Igh allotype-linked control of immune complex-type hypersensitivity induced by hepatitis B surface antigen.

Hepatitis B surface antigen (HBsAg) induced an immune complex-type hypersensitivity which developed at 5-6 hr after the challenge and could be transferred by anti-HBs antisera, in addition to the delayed-type hypersensitivity in B10.BR mice. The pre-S region of HBsAg influenced this induction because the pre-S-depleted HBsAg or recombinant major S protein could not stimulate this 5-hr ear swelling. The male B10.BR mice responded better than the female ones, probably due to the inhibition by female hormone. Furthermore, HBsAg could also induce an early-occurring hypersensitivity which appeared within 1 hr of the antigen challenge. However, B10.BR mice did not exhibit this hypersensitivity; B6 mice expressed all three types of hypersensitivity (1 hr, 5 hr and 24 hr) and BALB/c mice showed only 1-hr and 24-hr responses.

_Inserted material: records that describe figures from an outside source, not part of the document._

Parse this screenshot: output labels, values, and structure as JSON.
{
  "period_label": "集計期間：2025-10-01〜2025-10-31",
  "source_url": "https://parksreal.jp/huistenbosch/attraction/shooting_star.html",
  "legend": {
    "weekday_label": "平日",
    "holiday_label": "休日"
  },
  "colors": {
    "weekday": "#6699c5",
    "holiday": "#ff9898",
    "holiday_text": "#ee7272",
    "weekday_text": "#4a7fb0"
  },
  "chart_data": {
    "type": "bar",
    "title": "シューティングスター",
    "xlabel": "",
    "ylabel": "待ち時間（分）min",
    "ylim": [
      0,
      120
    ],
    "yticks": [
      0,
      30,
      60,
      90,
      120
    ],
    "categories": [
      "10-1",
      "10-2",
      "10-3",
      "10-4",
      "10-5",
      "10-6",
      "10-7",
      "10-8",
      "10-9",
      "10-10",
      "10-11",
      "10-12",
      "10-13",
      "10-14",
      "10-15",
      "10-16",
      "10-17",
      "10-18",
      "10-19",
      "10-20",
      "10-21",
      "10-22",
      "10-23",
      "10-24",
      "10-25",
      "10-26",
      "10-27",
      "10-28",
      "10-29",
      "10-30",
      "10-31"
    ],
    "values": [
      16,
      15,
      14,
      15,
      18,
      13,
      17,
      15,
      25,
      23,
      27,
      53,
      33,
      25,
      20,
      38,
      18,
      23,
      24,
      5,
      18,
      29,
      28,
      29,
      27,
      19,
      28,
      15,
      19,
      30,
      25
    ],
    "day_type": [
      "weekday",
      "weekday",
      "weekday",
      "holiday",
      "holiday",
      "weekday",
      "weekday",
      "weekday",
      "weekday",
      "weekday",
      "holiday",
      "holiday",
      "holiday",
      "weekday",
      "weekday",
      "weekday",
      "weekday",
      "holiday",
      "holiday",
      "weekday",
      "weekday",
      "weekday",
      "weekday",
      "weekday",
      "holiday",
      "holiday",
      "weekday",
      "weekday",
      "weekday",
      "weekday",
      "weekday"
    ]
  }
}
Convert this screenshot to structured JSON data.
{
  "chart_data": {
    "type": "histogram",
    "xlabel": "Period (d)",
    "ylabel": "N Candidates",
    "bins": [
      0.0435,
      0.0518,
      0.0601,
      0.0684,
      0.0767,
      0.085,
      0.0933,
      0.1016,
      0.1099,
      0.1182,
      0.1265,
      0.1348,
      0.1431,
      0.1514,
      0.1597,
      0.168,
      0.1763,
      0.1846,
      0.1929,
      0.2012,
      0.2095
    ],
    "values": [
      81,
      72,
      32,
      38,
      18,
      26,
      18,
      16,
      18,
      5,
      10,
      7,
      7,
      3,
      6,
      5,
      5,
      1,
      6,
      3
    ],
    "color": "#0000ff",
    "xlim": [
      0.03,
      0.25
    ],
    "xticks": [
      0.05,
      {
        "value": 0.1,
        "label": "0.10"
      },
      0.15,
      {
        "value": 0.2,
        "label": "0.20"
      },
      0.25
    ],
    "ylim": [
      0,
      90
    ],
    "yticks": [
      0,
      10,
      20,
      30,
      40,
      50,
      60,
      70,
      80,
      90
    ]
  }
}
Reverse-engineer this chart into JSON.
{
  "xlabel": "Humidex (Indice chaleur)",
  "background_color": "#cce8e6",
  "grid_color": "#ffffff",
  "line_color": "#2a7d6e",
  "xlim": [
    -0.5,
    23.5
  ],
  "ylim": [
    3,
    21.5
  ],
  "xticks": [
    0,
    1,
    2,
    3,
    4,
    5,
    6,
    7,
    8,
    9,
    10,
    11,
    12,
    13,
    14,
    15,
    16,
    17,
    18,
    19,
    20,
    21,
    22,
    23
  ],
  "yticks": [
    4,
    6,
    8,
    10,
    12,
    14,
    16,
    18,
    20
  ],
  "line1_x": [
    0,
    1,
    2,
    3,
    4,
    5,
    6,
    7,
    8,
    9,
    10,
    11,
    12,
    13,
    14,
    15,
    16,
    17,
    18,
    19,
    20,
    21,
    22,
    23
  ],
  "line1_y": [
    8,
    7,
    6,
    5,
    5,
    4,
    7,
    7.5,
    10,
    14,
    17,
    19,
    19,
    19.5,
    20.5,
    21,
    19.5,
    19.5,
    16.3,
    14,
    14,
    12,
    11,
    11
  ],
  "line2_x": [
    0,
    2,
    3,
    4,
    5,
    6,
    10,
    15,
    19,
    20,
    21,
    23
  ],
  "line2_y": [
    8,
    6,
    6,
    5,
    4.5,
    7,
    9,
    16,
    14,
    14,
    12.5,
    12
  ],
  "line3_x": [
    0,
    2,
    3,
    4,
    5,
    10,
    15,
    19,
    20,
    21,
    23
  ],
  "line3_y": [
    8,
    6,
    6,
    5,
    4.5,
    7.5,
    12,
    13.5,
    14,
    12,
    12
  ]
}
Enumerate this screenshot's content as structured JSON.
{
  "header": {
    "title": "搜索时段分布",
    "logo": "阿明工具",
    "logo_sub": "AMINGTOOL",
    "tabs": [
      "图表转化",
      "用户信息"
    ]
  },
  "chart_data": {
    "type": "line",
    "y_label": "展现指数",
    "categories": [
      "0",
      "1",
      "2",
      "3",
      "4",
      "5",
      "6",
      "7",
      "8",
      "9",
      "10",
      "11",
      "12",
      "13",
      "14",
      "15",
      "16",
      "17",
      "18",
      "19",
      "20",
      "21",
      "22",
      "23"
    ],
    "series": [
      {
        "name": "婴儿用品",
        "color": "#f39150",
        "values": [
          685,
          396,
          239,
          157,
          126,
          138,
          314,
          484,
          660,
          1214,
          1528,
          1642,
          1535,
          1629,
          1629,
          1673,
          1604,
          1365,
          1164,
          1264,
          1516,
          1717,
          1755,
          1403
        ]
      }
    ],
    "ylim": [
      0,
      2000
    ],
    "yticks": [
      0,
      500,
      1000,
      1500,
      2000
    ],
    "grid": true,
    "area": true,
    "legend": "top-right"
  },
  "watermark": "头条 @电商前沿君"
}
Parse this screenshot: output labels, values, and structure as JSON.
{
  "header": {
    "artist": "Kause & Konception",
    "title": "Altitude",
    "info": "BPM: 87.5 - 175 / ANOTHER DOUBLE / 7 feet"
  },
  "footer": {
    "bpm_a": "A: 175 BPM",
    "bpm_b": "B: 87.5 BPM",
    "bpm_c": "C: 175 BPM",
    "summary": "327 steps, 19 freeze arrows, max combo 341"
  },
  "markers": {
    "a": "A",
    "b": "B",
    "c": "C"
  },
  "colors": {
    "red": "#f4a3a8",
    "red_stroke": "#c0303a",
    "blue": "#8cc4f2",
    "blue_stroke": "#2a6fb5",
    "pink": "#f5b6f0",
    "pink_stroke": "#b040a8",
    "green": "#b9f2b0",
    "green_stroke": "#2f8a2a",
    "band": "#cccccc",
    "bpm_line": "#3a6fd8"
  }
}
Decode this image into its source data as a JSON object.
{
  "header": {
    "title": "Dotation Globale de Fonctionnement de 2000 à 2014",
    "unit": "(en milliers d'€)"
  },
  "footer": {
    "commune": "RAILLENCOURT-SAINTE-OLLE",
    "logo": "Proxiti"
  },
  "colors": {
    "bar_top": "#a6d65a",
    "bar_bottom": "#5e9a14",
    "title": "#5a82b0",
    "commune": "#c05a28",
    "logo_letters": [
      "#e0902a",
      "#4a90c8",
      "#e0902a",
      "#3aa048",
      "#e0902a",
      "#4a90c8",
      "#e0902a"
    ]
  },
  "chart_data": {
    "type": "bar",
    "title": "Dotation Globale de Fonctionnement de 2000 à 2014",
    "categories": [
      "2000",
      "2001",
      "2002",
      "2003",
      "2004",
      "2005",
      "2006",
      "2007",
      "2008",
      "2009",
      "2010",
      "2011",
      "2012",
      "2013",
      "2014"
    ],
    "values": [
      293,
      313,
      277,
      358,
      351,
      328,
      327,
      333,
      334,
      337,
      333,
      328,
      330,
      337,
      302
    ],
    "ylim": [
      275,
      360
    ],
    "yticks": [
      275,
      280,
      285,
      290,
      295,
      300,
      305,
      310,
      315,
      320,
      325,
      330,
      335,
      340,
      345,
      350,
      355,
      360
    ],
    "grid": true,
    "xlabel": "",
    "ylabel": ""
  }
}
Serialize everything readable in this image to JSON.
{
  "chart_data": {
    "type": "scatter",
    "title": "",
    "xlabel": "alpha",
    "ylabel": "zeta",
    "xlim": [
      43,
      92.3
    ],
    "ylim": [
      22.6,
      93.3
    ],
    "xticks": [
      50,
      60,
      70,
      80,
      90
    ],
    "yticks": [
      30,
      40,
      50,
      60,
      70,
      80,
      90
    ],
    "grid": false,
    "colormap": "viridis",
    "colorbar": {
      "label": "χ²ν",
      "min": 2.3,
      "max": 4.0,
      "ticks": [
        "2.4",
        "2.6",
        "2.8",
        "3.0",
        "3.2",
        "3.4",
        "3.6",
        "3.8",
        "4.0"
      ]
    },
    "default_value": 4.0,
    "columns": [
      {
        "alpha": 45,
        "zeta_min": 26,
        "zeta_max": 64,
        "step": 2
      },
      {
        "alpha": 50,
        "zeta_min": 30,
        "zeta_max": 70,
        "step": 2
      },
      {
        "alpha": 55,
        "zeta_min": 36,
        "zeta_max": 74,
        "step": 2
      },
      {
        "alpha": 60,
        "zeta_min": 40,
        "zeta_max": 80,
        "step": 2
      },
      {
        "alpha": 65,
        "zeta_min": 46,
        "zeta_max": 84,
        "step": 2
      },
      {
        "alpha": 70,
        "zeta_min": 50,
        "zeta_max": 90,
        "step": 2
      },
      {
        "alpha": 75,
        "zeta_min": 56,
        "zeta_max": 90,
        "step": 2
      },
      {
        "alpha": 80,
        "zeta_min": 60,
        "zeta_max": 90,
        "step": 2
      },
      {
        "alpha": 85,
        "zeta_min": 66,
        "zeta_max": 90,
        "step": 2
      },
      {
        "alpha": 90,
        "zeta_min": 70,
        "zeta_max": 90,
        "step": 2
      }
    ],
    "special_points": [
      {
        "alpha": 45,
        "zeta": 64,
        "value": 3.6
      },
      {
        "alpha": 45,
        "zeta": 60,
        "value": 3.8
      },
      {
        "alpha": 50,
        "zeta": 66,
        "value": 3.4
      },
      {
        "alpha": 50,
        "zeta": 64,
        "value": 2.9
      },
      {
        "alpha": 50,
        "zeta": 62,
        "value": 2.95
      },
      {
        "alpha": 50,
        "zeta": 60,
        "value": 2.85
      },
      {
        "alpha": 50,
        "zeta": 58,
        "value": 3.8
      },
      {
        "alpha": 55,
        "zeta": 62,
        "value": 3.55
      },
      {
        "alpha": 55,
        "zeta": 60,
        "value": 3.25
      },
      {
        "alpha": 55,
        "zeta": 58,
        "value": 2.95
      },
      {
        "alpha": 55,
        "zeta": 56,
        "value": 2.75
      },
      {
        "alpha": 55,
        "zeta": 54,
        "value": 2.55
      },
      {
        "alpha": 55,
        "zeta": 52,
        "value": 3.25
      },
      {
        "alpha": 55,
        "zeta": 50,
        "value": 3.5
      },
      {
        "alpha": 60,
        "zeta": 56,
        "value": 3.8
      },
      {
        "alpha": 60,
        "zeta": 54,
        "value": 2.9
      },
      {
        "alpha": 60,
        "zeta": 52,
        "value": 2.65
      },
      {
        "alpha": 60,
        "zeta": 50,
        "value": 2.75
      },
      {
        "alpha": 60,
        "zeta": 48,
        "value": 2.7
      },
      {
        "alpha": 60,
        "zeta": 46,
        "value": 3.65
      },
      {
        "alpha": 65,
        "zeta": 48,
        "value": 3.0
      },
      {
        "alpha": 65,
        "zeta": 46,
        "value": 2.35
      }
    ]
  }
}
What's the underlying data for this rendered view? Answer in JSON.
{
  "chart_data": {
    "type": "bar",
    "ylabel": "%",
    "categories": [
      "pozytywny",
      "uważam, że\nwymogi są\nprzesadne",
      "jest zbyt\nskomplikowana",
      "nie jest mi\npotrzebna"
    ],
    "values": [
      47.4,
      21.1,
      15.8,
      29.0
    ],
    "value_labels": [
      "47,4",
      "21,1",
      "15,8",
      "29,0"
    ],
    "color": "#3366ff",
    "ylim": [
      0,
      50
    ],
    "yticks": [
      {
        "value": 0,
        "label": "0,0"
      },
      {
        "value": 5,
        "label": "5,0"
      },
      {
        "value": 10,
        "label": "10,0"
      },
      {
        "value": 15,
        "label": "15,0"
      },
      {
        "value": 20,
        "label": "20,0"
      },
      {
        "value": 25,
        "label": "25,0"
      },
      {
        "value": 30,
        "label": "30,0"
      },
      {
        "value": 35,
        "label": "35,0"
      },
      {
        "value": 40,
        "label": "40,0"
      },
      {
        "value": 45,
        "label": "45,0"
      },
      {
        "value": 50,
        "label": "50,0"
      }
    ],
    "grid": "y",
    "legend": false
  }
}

The expression of the immune complex-type seems to be determined by the Ighb gene or gene(s) closely associated to it. Mice bearing the Igh-1b allotype could be stimulated by HBsAg to induce the immune-complex type hypersensitivity. Moreover, it was the high specific binding not the titre of anti-HBs antibodies that influenced the exhibition of immune complex-type hypersensitivity.